Between 1996 and 2015, the S&P 500 generated an annual compound return of 8.5%. An investor who had their money out of the markets for just 10 of the best days during that period would have only earned about half that (4.5%). And the best days usually follow the worst ones, which aren't exactly possible to predict. The lesson? If there's a bad day on the markets, you're better off staying put so you don't miss the rebound.
- Now is not the time to put all your eggs in one basket.
It's rarely a smart strategy to have 100% of your money in the same asset class, whether that's stocks, bonds or cash. Even with the recent market volatility, we've seen how important it is to diversify. Yes, it's been a particularly brutal time for stocks since February. But there's been some relief for those losses on the bond market after the recent string of interest rate cuts, something else that would have been hard to predict. Cash can be a good option for short-term peace of mind, but it's unlikely to deliver returns that even match inflation. The longer you hold cash, the more purchasing power you lose. The real value of cash isn't in its returns, but in being able to use it to seize investment opportunities as they arise.
- Market corrections are cyclical and can hold good investment opportunities.
For the S&P 500, the average largest decline (market high to market low) in each year dating back to 1980 is about 14%. That's nothing to celebrate, but it does illustrate that big drops are normal. Plus, even in years when there's been a significant decline, the year has ended in positive territory 8 times out of 10.

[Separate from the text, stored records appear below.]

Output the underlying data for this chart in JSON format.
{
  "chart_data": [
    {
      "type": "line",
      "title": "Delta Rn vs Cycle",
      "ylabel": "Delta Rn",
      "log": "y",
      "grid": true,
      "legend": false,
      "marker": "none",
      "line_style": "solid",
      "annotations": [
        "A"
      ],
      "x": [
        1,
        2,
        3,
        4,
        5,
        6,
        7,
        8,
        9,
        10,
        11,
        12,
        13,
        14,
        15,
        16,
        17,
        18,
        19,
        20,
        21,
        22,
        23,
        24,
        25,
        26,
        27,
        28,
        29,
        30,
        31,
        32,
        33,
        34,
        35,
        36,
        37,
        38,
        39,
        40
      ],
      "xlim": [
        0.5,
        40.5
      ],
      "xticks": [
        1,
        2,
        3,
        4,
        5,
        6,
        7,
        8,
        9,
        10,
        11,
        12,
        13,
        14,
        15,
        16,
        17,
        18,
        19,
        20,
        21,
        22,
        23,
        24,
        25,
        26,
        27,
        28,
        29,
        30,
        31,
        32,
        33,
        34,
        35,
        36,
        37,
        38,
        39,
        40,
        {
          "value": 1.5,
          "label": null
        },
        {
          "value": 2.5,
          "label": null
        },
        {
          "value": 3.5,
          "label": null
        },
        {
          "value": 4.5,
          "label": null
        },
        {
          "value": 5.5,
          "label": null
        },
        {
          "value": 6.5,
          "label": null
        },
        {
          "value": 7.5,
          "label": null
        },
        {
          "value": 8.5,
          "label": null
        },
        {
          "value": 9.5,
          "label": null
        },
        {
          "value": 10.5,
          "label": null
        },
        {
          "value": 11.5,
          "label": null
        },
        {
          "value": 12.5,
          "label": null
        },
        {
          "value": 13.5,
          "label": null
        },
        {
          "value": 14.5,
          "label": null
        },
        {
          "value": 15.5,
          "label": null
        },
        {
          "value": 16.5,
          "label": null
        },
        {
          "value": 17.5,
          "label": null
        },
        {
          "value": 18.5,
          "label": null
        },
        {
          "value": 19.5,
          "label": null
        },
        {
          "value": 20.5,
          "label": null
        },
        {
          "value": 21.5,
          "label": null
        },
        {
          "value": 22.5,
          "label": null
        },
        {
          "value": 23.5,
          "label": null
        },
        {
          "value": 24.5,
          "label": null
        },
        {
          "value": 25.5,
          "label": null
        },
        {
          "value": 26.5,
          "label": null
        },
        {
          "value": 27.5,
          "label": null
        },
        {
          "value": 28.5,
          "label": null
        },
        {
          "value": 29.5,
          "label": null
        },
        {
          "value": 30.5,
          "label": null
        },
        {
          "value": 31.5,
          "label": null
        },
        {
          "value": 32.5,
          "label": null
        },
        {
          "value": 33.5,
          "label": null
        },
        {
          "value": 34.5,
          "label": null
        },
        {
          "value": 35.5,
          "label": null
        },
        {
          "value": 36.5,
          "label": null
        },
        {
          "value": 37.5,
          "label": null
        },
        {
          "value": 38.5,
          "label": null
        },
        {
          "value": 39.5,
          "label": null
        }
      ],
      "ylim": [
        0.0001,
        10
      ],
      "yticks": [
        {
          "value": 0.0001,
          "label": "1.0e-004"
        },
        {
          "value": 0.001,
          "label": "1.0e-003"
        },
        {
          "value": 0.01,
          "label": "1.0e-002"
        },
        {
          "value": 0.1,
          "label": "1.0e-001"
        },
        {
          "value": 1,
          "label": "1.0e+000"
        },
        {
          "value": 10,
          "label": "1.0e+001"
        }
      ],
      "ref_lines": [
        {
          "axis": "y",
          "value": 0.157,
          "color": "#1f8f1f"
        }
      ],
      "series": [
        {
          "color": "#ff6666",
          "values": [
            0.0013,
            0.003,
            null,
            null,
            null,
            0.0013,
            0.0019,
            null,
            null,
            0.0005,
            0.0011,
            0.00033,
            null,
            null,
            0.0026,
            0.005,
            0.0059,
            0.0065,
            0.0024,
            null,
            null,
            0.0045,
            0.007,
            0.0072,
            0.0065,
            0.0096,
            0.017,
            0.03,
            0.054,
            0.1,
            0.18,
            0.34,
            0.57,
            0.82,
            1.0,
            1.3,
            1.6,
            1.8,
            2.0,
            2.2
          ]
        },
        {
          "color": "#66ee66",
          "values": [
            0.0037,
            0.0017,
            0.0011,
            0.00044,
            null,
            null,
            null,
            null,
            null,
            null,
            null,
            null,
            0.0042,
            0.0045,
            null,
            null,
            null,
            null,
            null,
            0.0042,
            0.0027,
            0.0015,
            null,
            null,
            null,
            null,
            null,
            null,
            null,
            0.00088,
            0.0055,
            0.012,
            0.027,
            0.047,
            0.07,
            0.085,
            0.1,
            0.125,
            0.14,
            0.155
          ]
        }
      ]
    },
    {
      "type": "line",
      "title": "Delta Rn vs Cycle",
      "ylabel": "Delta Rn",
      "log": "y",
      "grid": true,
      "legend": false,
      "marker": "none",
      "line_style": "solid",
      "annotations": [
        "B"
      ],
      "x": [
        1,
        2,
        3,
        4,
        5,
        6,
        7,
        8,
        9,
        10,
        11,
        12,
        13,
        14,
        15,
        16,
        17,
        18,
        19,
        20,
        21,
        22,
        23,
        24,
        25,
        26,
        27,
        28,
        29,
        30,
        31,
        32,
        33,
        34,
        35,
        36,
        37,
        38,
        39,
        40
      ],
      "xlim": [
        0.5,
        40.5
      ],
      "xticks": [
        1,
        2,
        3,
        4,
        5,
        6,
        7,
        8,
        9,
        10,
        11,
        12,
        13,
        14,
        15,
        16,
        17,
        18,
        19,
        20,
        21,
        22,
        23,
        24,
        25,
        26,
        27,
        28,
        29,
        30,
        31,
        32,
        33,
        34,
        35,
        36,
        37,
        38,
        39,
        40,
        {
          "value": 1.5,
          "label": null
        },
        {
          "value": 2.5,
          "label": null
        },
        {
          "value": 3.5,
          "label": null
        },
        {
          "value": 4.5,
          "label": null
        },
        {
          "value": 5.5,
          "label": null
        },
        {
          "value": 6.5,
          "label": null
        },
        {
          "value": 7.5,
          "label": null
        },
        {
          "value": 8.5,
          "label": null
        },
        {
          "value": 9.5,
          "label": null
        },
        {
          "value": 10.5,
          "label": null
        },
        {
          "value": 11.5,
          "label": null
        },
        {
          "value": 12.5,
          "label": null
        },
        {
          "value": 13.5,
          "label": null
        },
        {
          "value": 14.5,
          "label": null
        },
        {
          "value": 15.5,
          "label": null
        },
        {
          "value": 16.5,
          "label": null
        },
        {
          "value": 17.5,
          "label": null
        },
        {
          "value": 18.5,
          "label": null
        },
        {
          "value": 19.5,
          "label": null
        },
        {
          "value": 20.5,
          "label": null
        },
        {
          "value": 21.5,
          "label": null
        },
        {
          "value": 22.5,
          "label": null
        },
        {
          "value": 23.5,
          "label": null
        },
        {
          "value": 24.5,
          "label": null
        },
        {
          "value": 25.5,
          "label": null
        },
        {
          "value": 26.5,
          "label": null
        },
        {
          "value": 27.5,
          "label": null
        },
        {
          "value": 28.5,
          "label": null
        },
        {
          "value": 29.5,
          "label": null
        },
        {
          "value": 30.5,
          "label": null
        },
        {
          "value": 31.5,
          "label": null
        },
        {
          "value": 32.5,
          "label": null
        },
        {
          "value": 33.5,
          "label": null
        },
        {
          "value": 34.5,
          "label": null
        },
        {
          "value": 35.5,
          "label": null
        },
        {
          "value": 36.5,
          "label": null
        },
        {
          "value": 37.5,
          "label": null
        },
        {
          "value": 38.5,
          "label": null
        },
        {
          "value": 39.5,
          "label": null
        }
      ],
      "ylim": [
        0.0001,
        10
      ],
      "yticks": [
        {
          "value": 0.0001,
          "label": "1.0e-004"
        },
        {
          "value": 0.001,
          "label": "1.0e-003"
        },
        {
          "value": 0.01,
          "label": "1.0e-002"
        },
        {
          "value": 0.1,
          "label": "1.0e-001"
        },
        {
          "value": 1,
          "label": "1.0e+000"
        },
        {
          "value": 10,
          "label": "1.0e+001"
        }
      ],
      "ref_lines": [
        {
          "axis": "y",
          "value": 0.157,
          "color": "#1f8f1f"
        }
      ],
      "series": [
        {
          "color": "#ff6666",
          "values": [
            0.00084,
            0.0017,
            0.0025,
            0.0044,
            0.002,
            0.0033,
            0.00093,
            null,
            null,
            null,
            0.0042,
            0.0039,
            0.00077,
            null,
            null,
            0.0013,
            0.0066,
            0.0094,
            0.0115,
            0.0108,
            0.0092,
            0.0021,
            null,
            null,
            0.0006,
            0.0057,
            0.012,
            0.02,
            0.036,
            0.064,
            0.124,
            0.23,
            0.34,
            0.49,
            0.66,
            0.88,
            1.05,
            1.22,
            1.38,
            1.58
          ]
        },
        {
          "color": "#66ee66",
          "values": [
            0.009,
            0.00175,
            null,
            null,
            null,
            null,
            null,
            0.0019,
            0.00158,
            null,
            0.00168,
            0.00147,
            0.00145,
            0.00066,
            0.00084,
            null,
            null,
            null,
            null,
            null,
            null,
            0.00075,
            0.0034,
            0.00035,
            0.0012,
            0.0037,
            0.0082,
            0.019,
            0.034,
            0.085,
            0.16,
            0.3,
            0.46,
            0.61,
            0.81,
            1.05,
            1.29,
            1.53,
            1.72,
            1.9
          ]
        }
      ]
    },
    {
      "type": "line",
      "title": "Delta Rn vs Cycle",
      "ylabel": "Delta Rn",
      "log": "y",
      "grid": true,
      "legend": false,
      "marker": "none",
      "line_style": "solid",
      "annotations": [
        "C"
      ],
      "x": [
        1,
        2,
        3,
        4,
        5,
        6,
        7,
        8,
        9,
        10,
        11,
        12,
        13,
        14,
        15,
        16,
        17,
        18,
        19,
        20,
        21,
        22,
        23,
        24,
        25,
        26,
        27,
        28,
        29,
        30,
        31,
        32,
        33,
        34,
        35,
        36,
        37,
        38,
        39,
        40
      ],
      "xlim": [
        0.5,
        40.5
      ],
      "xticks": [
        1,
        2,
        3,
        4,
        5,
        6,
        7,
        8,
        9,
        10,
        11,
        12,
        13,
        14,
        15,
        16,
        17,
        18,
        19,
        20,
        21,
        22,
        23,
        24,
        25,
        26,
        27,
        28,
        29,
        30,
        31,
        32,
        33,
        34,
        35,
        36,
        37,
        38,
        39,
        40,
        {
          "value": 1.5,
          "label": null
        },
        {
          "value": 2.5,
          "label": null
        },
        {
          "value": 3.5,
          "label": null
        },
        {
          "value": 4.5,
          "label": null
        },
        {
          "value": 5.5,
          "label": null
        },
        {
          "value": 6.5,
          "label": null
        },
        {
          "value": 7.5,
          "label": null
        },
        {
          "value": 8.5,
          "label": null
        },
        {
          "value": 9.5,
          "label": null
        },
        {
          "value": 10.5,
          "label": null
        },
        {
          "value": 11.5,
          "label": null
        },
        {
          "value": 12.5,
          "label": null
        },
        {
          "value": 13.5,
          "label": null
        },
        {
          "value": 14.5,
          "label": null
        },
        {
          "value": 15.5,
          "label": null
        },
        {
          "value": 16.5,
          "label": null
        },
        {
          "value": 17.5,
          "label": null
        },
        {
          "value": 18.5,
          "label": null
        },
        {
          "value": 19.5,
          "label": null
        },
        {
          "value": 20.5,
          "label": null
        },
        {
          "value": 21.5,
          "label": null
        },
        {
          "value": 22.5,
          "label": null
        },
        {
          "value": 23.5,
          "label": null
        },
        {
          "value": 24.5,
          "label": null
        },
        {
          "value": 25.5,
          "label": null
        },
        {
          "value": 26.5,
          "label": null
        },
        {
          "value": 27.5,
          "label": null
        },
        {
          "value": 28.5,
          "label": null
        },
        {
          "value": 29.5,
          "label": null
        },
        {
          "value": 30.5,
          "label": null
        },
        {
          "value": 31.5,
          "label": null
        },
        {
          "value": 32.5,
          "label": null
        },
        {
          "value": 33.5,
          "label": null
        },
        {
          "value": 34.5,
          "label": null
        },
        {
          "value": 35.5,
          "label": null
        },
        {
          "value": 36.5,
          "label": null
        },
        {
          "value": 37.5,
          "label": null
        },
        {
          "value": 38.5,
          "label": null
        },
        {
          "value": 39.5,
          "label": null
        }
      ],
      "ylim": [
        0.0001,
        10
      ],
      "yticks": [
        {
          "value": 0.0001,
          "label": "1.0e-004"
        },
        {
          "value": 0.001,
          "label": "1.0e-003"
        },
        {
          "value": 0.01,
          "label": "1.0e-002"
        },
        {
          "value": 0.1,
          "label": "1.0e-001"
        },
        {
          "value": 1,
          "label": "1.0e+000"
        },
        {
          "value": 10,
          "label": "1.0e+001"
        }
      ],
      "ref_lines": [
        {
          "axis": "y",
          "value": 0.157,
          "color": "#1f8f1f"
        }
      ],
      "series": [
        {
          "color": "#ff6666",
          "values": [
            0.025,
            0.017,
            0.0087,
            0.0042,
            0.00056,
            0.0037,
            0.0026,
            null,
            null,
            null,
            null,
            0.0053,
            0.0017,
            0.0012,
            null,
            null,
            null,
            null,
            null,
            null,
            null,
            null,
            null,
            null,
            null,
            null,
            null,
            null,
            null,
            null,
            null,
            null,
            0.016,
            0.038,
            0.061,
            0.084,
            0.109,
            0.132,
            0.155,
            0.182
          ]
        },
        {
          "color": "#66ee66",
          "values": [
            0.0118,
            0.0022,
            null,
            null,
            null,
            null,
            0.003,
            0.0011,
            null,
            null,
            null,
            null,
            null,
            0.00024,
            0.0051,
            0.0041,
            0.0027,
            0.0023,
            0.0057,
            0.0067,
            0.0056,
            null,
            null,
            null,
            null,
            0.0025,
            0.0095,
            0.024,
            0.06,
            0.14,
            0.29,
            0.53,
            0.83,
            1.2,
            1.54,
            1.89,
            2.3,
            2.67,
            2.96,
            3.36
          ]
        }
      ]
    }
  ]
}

- Market predictions are hard in the short term.
The long term is where you have a better chance of success, especially if you follow your investment plan and the advice of your advisor. It's easier to make and adjust forecasts on a long-term horizon. When it comes to investing, time is your friend, not your enemy. According to a study conducted by leading US brokerage Charles Schwab, an investor who invested the same amount every year between 1993 and 2013 at the worst possible time would still have earned over 40% more than someone who had kept their money in guaranteed investments.
- Keep calm and carry on.
History has shown that bull markets are stronger and last longer than bear markets. The 16 month period between October 2007 and March 2009 was a terrible time for investors, with a 56% loss on the S&P 500. But the lower the low, the higher the rebound. The next bull market ended up lasting 11 years, with the S&P generating a total return of 522% between March 2009 and its peak in February 2020. And over the course of the entire cycle, from October 2007 to February 2020, the index's overall gain was still 183%.